Published
If there was a rule that an MD needed to know about "ALL" seizure activity, some people would be calling their doctors hundreds of times a day. And no, that's not an exaggeration. My background is inpatient neurology and by no means did we advise people to contact the MD about all seizure activity. Every patient has a different baseline.
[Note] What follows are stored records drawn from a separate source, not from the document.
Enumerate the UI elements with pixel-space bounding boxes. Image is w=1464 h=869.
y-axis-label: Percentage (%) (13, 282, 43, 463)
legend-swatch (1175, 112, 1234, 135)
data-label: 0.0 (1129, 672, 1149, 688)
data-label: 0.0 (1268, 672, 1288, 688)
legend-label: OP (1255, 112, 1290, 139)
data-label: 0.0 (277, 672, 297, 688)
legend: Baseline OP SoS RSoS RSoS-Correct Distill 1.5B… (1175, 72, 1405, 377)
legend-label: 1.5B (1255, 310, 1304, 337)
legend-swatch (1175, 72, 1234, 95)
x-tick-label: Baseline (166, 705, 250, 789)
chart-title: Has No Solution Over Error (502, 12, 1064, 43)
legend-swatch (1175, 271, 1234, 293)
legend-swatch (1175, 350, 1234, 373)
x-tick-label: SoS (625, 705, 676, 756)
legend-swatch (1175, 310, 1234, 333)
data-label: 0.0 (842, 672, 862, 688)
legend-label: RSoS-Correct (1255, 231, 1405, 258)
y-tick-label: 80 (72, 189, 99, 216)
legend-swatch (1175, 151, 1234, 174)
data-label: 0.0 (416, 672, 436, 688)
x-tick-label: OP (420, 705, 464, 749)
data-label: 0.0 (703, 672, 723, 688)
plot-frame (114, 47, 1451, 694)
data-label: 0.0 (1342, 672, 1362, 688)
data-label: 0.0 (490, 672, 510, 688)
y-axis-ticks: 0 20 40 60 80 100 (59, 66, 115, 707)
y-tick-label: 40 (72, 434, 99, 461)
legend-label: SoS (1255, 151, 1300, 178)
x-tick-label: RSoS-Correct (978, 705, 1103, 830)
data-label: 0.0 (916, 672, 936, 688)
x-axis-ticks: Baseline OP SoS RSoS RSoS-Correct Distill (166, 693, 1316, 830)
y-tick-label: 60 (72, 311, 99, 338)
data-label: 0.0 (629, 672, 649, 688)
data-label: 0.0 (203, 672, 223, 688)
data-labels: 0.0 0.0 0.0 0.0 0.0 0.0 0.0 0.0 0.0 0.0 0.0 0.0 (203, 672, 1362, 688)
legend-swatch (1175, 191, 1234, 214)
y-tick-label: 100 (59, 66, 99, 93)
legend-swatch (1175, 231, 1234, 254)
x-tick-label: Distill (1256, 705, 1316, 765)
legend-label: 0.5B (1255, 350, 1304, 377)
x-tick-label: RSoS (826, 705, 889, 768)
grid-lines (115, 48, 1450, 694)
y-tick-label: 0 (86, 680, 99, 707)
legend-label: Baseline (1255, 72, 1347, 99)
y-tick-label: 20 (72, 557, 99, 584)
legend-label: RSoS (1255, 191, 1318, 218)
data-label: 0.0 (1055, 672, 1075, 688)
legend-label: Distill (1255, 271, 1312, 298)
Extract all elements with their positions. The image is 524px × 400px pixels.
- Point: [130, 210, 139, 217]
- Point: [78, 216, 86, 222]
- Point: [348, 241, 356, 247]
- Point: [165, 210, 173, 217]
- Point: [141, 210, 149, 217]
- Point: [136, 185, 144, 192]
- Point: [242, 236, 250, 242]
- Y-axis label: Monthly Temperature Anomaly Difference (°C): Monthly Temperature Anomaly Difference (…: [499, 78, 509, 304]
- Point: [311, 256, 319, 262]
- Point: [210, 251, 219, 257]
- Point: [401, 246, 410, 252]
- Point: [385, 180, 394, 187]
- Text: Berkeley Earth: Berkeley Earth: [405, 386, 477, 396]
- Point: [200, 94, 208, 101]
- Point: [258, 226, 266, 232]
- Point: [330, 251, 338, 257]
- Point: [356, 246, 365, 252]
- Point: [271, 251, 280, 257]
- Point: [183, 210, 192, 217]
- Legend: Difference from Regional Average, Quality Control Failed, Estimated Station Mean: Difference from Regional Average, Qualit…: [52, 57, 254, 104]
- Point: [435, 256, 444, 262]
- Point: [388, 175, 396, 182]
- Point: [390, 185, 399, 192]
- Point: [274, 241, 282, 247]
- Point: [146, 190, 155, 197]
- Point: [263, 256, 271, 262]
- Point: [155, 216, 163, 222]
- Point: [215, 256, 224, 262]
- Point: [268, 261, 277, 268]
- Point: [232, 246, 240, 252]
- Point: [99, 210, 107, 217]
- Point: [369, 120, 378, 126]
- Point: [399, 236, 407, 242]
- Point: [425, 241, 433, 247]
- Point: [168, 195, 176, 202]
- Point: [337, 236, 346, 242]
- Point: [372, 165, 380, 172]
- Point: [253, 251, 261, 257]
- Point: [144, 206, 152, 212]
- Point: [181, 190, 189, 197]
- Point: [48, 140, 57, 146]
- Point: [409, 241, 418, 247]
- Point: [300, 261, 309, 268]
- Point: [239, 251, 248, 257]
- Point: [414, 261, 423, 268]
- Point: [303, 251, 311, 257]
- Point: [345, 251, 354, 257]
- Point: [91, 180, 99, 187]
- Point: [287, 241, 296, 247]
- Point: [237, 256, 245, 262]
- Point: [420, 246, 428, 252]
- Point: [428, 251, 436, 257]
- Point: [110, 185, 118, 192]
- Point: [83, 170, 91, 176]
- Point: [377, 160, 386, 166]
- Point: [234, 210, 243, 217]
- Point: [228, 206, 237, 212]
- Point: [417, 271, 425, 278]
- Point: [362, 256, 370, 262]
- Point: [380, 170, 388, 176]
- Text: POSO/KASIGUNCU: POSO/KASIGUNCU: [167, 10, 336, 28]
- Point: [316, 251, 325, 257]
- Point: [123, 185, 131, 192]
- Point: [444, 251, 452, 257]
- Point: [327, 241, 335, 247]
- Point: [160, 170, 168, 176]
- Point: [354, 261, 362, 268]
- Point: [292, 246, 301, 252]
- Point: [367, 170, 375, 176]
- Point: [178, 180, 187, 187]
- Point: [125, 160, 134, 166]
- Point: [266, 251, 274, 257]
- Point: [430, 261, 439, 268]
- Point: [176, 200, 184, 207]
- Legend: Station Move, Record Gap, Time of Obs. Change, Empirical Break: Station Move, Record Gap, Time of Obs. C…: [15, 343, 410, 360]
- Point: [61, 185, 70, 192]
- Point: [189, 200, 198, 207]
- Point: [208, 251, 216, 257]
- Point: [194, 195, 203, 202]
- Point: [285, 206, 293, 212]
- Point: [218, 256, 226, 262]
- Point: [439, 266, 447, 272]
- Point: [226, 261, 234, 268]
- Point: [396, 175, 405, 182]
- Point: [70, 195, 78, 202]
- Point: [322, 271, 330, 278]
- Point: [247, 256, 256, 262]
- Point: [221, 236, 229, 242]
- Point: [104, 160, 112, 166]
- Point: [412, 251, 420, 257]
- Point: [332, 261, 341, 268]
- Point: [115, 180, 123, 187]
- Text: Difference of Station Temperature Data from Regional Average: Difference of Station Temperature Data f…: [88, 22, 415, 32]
Before I had my brain surgery, I had seizures every day and I never called my neurologist unless they were bad enough to send me to the ER. So with probably thousands of seizures in my life time, I called my doctor about it maybe three times. In the case described in the OP, if it's known that he typically has seizures when changing environments then I wouldn't have called the MD when he had a seizure exacerbated by changing environments.
Did they bother to check levels at all before increasing the dose? And WHY is a PCP managing the patient's anti-epileptics? That should be up to the neurologist. Keppra is typically not given TID and my guess would be that it's likely that the patient wasn't on a therapeutic dose.
emilysmom,RN
222 Posts
I have a new pt with mild MR and has seizures. He apparently gets seizures when he moves into a new situation such as being discharged from a Hosp or rehab.
Was discharged from Hosp due to having a grand mal seizure. Md put him on keppra while in Hosp. Had 2 seizures in 2 days. I contacted PCP when alf staff told me about them. PCP increased keppra to 3 times a day. The alf nurse is upset because he had a day without a seizure and md still increased it. She called me up at 8pm to ask me why was it increased. I think she was upset because I reported the seizures to him.
I feel that the MD needs to know about all seizure activity right?